The Red Ball Express had an auspicious beginning and it was rather short-lived. The Allied breakthrough in August of 1944 resulted in a need for significant tonnage of materials for American and other Allied forces in Europe. This was an acute imperative for the First and Third Armies, especially General Patton's Third Army. Since the retreating Germans had destroyed the French railroads, the troops of these advancing armies had to be supplied by truck.

In order to meet this demand, the Red Ball Plan was devised by the Transportation Corps on August 21, 1944. The Red Ball Express became operational on August 25th, and its convoys operated trucks in endless numbers until November 13th of that year.

The Red Ball Plan provided for two one-way reserved highway routes marked "Red Ball Trucks Only." The original route was from St. Lo to Paris and back. On an average day, 899 vehicles on the Red Ball Express traveled 1,504,616 ton-miles on the trip that took an average time of 54 hours.

Approximately 73 percent of the truck companies in the Motor Transport Service were black.

Although the Red Ball express was the most famous of all trucking routes of the European Motor Transport, it was not the only truck route. When the Red Ball Express was faded out on November 13, 1944, it was replaced by the White Ball Route. The White Ball Route carried supplies and materials from La Harve and Rouen to forward areas. Four of the nine truck companies of the White Ball Route were black.

Two other routes were the Anthwerp-Brussels-Charleroi (ABC) Route which went into operation on November 30th and the Green Diamond Route. Of the truck companies which made up this route from Normandy and the Brest peninsula, two of those nineteen truck companies were black.

Two days after the June 6, 1944 Normandy landings, the Petroleum-Oil- Lubricant (POL) Route of the Motor Transport Service began to operate two truck battalions of which one was black. This route preceded the Red Ball Express.

The 3917th Gasoline Supply Company which supplied General Patton's Third Army with up to 165,000 gallons of gasoline a day was an example of another black trucking company other than those of the Red Ball Express that rendered outstanding service.

After 1943, the Transportation Corps assigned blacks as most of the personnel in the twelve amphibian truck companies. It was jokingly stated that black amphibian companies, whose drivers drove the easily sunk DUKW, were evidence of the effort to "get rid of blacks."
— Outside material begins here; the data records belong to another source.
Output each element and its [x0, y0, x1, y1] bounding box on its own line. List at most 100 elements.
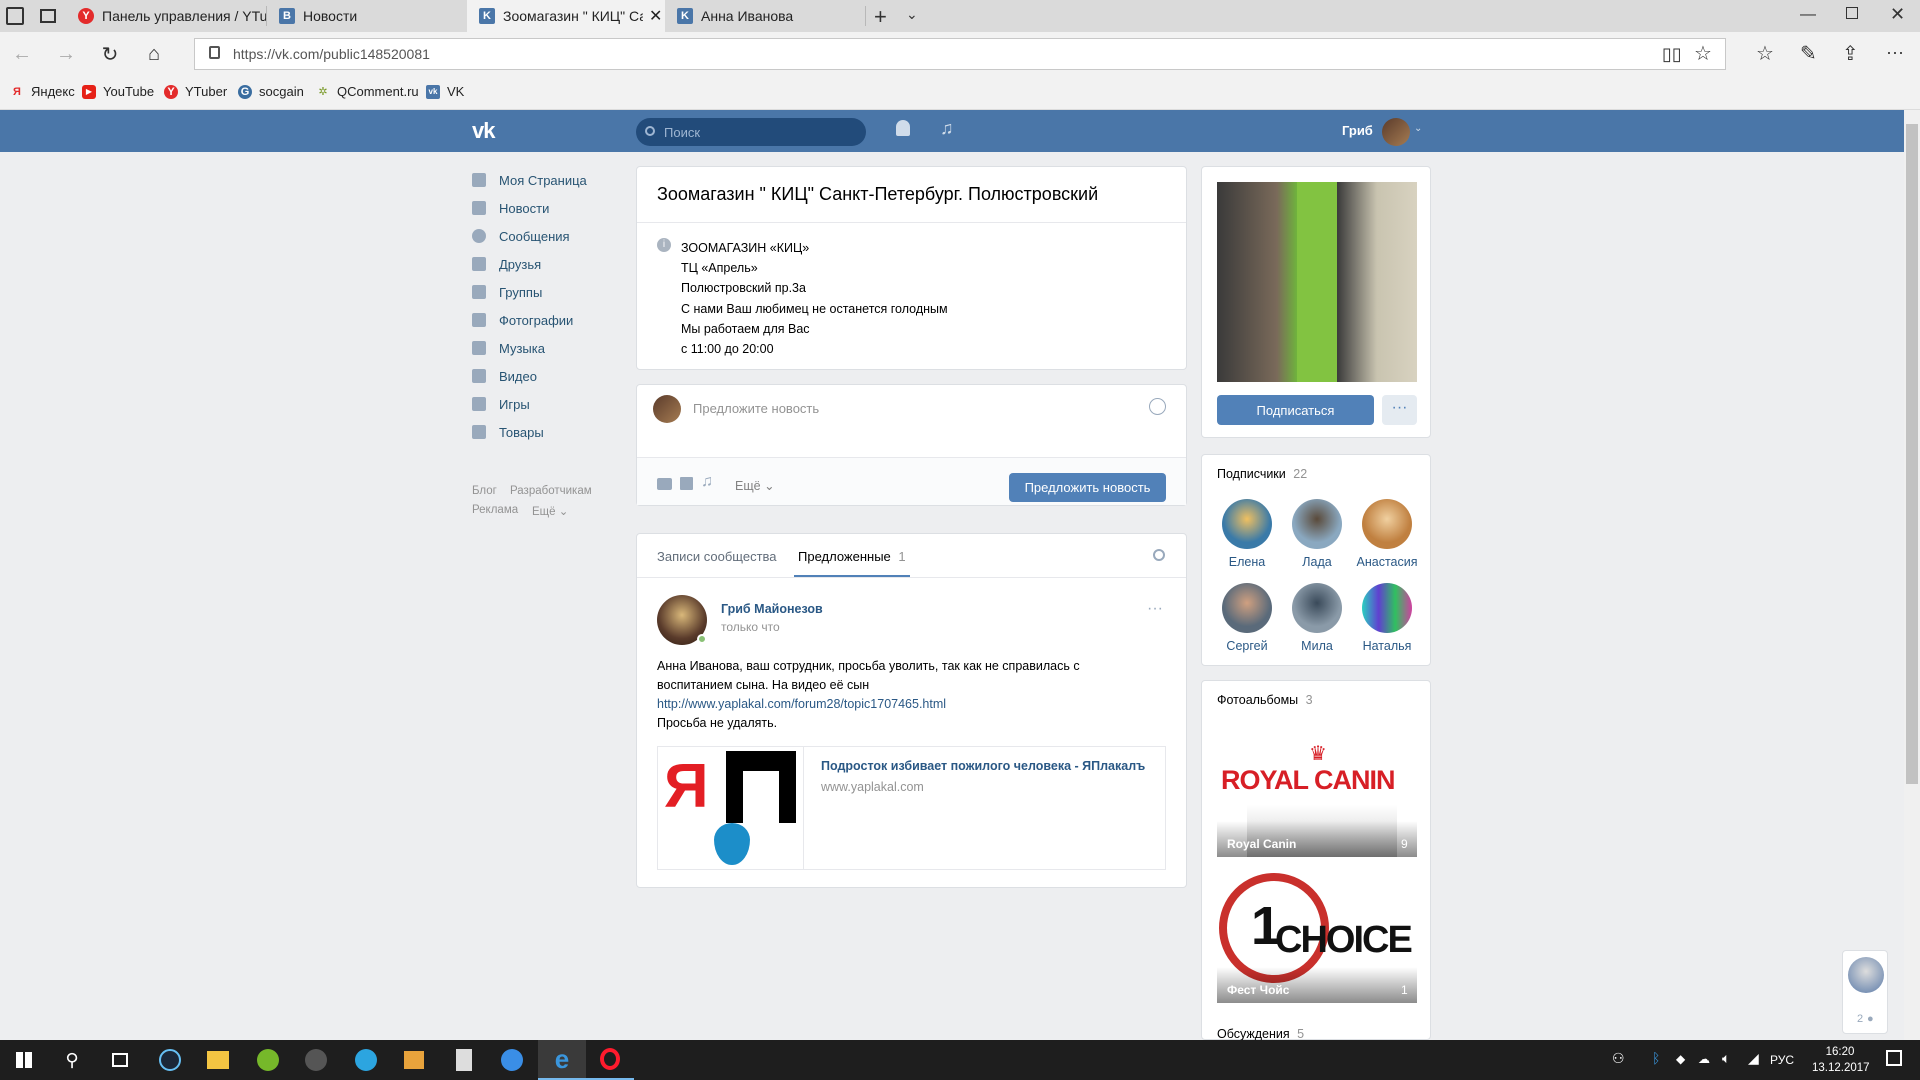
page-scrollbar[interactable]: [1904, 110, 1920, 1040]
restore-icon[interactable]: [1846, 7, 1858, 19]
chat-widget[interactable]: 2 ●: [1842, 950, 1888, 1034]
fav-youtube[interactable]: ▶ YouTube: [82, 84, 154, 99]
smile-icon[interactable]: [1149, 398, 1166, 415]
task-view-icon[interactable]: [96, 1040, 144, 1080]
fav-ytuber[interactable]: Y YTuber: [164, 84, 227, 99]
composer-more[interactable]: Ещё ⌄: [735, 478, 775, 493]
snippet-title[interactable]: Подросток избивает пожилого человека - Я…: [821, 759, 1145, 773]
chevron-down-icon[interactable]: ⌄: [1414, 123, 1422, 134]
new-tab-icon[interactable]: +: [874, 4, 887, 30]
back-icon[interactable]: ←: [10, 42, 34, 66]
menu-games[interactable]: Игры: [472, 394, 530, 414]
web-note-icon[interactable]: ✎: [1800, 41, 1817, 66]
footer-more[interactable]: Ещё ⌄: [532, 504, 568, 518]
clock[interactable]: 16:20 13.12.2017: [1812, 1044, 1870, 1076]
fav-qcomment[interactable]: ✲ QComment.ru: [316, 84, 418, 99]
footer-developers[interactable]: Разработчикам: [510, 485, 592, 497]
search-icon[interactable]: ⚲: [48, 1040, 96, 1080]
subscriber-avatar[interactable]: [1362, 583, 1412, 633]
minimize-icon[interactable]: —: [1800, 6, 1816, 24]
favorite-star-icon[interactable]: ☆: [1694, 41, 1712, 66]
scrollbar-thumb[interactable]: [1906, 124, 1918, 784]
volume-icon[interactable]: 🔈︎: [1722, 1050, 1730, 1067]
share-icon[interactable]: ⇪: [1842, 41, 1859, 66]
link-snippet[interactable]: Я Подросток избивает пожилого человека -…: [657, 746, 1166, 870]
steam-icon[interactable]: [146, 1040, 194, 1080]
post-more-icon[interactable]: ···: [1147, 600, 1163, 618]
window-close-icon[interactable]: ✕: [1890, 4, 1905, 25]
subscriber-name[interactable]: Наталья: [1347, 639, 1427, 653]
menu-news[interactable]: Новости: [472, 198, 549, 218]
menu-goods[interactable]: Товары: [472, 422, 544, 442]
opera-icon[interactable]: [586, 1040, 634, 1080]
vk-logo-icon[interactable]: vk: [472, 118, 496, 144]
subscriber-avatar[interactable]: [1362, 499, 1412, 549]
set-aside-tabs-icon[interactable]: [40, 9, 56, 23]
subscriber-name[interactable]: Сергей: [1207, 639, 1287, 653]
tab-community-posts[interactable]: Записи сообщества: [657, 549, 777, 564]
search-icon[interactable]: [1153, 549, 1165, 561]
composer-input[interactable]: Предложите новость: [693, 401, 819, 416]
footer-ads[interactable]: Реклама: [472, 504, 518, 516]
albums-header[interactable]: Фотоальбомы 3: [1217, 693, 1313, 707]
bluetooth-icon[interactable]: ᛒ: [1652, 1050, 1660, 1066]
search-input[interactable]: Поиск: [636, 118, 866, 146]
more-icon[interactable]: ···: [1886, 42, 1904, 63]
url-field[interactable]: https://vk.com/public148520081: [194, 38, 1726, 70]
menu-my-page[interactable]: Моя Страница: [472, 170, 587, 190]
action-center-icon[interactable]: [1886, 1050, 1902, 1066]
group-cover-photo[interactable]: [1217, 182, 1417, 382]
tab-news[interactable]: B Новости: [267, 0, 467, 32]
media-player-icon[interactable]: [390, 1040, 438, 1080]
album-royal-canin[interactable]: ♛ ROYAL CANIN Royal Canin 9: [1217, 725, 1417, 857]
camera-icon[interactable]: [657, 478, 672, 490]
edge-icon[interactable]: e: [538, 1040, 586, 1080]
fav-vk[interactable]: vk VK: [426, 84, 464, 99]
subscriber-avatar[interactable]: [1222, 499, 1272, 549]
shield-icon[interactable]: ◆: [1676, 1052, 1685, 1066]
home-icon[interactable]: ⌂: [142, 42, 166, 66]
tabs-overview-icon[interactable]: [6, 7, 24, 25]
menu-video[interactable]: Видео: [472, 366, 537, 386]
tab-suggested[interactable]: Предложенные 1: [798, 549, 906, 564]
more-actions-icon[interactable]: ···: [1382, 395, 1417, 425]
menu-groups[interactable]: Группы: [472, 282, 542, 302]
subscriber-name[interactable]: Елена: [1207, 555, 1287, 569]
music-icon[interactable]: ♫: [701, 473, 713, 491]
chevron-down-icon[interactable]: ⌄: [906, 6, 918, 23]
close-tab-icon[interactable]: ✕: [649, 6, 662, 26]
footer-blog[interactable]: Блог: [472, 485, 497, 497]
subscriber-name[interactable]: Мила: [1277, 639, 1357, 653]
menu-friends[interactable]: Друзья: [472, 254, 541, 274]
bell-icon[interactable]: [896, 120, 910, 136]
subscriber-name[interactable]: Лада: [1277, 555, 1357, 569]
telegram-icon[interactable]: [342, 1040, 390, 1080]
people-icon[interactable]: ⚇: [1612, 1050, 1625, 1067]
fav-yandex[interactable]: Я Яндекс: [10, 84, 75, 99]
favorites-hub-icon[interactable]: ☆: [1756, 41, 1774, 66]
windows-start-icon[interactable]: [0, 1040, 48, 1080]
subscribe-button[interactable]: Подписаться: [1217, 395, 1374, 425]
suggest-news-button[interactable]: Предложить новость: [1009, 473, 1166, 502]
calculator-icon[interactable]: [440, 1040, 488, 1080]
music-icon[interactable]: ♫: [940, 118, 954, 139]
album-first-choice[interactable]: 1 CHOICE Фест Чойс 1: [1217, 871, 1417, 1003]
post-author[interactable]: Гриб Майонезов: [721, 602, 823, 616]
subscriber-avatar[interactable]: [1292, 583, 1342, 633]
network-icon[interactable]: ◢: [1748, 1050, 1759, 1067]
tab-zoomagazin[interactable]: K Зоомагазин " КИЦ" Са ✕: [467, 0, 665, 32]
reading-view-icon[interactable]: ▯▯: [1662, 44, 1682, 65]
discussions-header[interactable]: Обсуждения 5: [1217, 1027, 1304, 1041]
subscriber-avatar[interactable]: [1222, 583, 1272, 633]
lightning-app-icon[interactable]: [488, 1040, 536, 1080]
apps-icon[interactable]: [292, 1040, 340, 1080]
menu-photos[interactable]: Фотографии: [472, 310, 573, 330]
tab-ytub[interactable]: Y Панель управления / YTub: [66, 0, 266, 32]
subscribers-header[interactable]: Подписчики 22: [1217, 467, 1307, 481]
utorrent-icon[interactable]: [244, 1040, 292, 1080]
forward-icon[interactable]: →: [54, 42, 78, 66]
subscriber-avatar[interactable]: [1292, 499, 1342, 549]
tab-anna[interactable]: K Анна Иванова: [665, 0, 865, 32]
menu-messages[interactable]: Сообщения: [472, 226, 570, 246]
file-explorer-icon[interactable]: [194, 1040, 242, 1080]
When speaking of black truckers in World War II, it must be rememberd that these quartermaster trucks sped over the Red Ball Express Route in Europe, the Motor Transport System in Iran and the Stillwell Road in Burma. When the Japanese invasion of Australia seemed imminent, Colonel Landes, who was decorated by General MacArthur for his initiative, organized 3500 Quartermaster truck drivers into the Motor Transport Command in Australia. Two thousand four hundred of these were black truck drivers. In addition to transporting all manner of supplies in Australia, these truck drivers had the primary responsibility of transporting soldiers south should the Japanese invasion occur.

All of these truckers have earned for themselves a place in the history of the World War II effort. None, however, was as popular as those who proclaimed themselves drivers of the Red Ball Express.